Know the Terminology
“The big thing for Millennials—especially for first time shoppers easing out of their parent’s coverage—is really understanding the key concepts that take up costs,” says Jennifer Fitzgerald, CEO and co-founder of PolicyGenius, an independent online insurance marketplace. “Healthcare is complicated… the premium you pay isn’t the whole story.”
You need to understand the basic differences between high deductible plans (perhaps with HSAs) and PPOs. Factor in co-pays, the flat fees you pay for services before the insurance kicks in, and co-insurance, the percentage you pay after you meet your deductible. Out-of-pocket maximums matter, too.
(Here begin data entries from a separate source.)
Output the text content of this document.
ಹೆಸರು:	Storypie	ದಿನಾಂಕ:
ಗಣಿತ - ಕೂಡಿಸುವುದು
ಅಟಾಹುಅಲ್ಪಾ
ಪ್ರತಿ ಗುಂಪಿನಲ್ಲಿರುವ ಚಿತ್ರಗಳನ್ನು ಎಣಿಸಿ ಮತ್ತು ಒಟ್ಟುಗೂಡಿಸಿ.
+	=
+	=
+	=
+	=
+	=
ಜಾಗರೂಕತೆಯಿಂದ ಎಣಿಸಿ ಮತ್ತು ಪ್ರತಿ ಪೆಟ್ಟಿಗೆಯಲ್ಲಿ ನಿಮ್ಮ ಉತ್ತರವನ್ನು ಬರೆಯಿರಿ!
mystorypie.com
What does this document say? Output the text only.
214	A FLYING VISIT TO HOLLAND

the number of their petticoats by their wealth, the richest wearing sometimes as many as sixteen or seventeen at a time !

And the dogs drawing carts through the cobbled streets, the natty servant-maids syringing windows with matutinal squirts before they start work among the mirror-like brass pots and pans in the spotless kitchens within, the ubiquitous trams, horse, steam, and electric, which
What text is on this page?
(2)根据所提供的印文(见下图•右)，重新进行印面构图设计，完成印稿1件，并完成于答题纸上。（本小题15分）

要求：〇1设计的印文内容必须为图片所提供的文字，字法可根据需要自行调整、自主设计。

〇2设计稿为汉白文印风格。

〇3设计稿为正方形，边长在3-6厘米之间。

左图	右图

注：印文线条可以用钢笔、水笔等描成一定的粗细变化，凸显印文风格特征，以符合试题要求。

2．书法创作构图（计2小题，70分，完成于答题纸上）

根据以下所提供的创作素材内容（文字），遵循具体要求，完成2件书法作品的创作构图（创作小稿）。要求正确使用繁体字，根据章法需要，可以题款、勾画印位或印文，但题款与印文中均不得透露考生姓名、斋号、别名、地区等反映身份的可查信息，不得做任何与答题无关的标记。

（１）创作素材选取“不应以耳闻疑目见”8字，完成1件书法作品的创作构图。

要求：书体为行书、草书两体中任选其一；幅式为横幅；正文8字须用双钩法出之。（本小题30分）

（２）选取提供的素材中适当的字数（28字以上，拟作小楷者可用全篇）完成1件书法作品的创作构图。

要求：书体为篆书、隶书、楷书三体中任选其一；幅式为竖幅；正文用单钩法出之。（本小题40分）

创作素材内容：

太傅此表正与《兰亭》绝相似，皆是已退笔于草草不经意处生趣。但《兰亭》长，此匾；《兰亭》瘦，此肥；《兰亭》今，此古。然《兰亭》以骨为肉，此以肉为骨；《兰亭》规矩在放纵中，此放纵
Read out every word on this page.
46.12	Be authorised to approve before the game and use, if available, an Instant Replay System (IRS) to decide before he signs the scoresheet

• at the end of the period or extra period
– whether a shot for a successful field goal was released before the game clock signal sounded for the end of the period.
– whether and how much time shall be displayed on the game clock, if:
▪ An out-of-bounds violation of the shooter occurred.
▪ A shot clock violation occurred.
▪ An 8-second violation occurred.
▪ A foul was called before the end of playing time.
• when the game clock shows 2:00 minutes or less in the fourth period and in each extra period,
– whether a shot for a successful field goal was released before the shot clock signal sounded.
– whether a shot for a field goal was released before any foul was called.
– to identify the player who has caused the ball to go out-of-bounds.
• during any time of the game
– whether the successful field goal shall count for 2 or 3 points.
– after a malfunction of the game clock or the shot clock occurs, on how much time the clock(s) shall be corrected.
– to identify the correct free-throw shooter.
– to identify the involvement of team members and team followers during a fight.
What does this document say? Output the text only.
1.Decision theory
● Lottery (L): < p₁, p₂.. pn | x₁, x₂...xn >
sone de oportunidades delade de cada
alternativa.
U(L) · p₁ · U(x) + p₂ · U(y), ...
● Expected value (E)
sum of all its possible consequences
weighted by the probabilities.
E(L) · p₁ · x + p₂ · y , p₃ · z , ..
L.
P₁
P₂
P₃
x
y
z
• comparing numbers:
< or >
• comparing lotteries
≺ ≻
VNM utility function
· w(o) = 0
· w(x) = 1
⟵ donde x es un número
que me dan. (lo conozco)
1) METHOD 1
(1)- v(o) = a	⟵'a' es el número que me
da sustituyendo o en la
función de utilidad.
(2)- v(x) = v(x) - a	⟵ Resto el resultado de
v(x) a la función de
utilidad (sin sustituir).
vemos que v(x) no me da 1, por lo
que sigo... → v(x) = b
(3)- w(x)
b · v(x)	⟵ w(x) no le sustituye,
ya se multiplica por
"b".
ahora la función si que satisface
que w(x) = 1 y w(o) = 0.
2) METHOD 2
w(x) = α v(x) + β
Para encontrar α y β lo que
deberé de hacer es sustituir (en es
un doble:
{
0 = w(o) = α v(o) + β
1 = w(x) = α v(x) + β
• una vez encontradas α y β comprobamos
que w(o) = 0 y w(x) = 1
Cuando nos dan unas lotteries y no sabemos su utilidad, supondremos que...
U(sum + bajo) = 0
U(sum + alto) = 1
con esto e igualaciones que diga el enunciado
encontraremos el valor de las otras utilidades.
Set Your Budget and Comparison-Shop
As with any new expenditure, calculate how much you can pay each month, and then ask yourself how much you’re willing to pay. Health insurance costs have been highly volatile in recent years. You can get an idea what it will cost you to get coverage now by comparing offerings at the national healthcare exchange, Healthcare.gov, or at a private online exchange such as eHealth. (Your state may have its own healthcare exchange, but you can start with Healthcare.gov in any case.)
Given your age, and assuming you’re fit, going for a high deductible plan will help you keep your premium costs down. “If you’re in good health now and don’t have any future procedures planned, then go for a higher deductible,” says Fitzgerald. “If not, then go for the lower deductible.”
If you’re under age 26, current law allows you to stay on your parents’ policy. But that doesn’t mean it’s the best option available to you. Do your due diligence to find the best price by comparison shopping all of the options available to you, Hector De La Torre, executive director for TCHS, recommends.
When you turn 26, you have 60 days to get your own insurance coverage if you’re still on your parent’s plan. Generally, if your employer offers one, that will be the most cost-effective plan. But these days, some employers are passing off so much of the cost to employees that you might do better on your spouse’s plan or by shopping independently.
If you don’t have employer-based coverage, or you may be eligible for a subsidy, the Healthcare.gov exchange or eHealth.com can serve for comparison shopping.
Look for Convenience
Millennials favor immediacy and convenience, says Robin Gelburd, president of FAIR Health, a not-for-profit organization seeking transparency in healthcare costs. They are more likely to be self-employed or freelance workers, and less likely to have a regular primary care physician. As noted, then tend to use retail clinics, urgent care centers and emergency rooms.
If this is your preference, look for a plan that cover those costs. You also can check for plans that offer a form of tele-medicine or electronic communication for minor ailments. Industry leaders include Teladoc, Doctor on Demand and American Well.
Factor in Prescriptions
Don’t forget prescription coverage, especially if you use an expensive medication regularly. You can save a significant chunk of change if your prescriptions are covered by your plan.
Nate Purpura of eHealth notes that about two-thirds of individual market health insurance plans don’t cover prescriptions drugs until after you hit your deductible. If you’re spending more than $50 a month on prescriptions, it’s worth looking into plans with lower deductibles.
Whatever You Do, Don’t Go Without
At this writing, the federal fine for going without health insurance is expected to disappear in 2019. But that fine was by no means the only risk to going without insurance. At best, you’ll be gambling that your general health will stay good. You’re also likely to ignore minor health problems in hopes that they’ll go away. It’s all too likely they’ll get worse, and much more expensive to treat.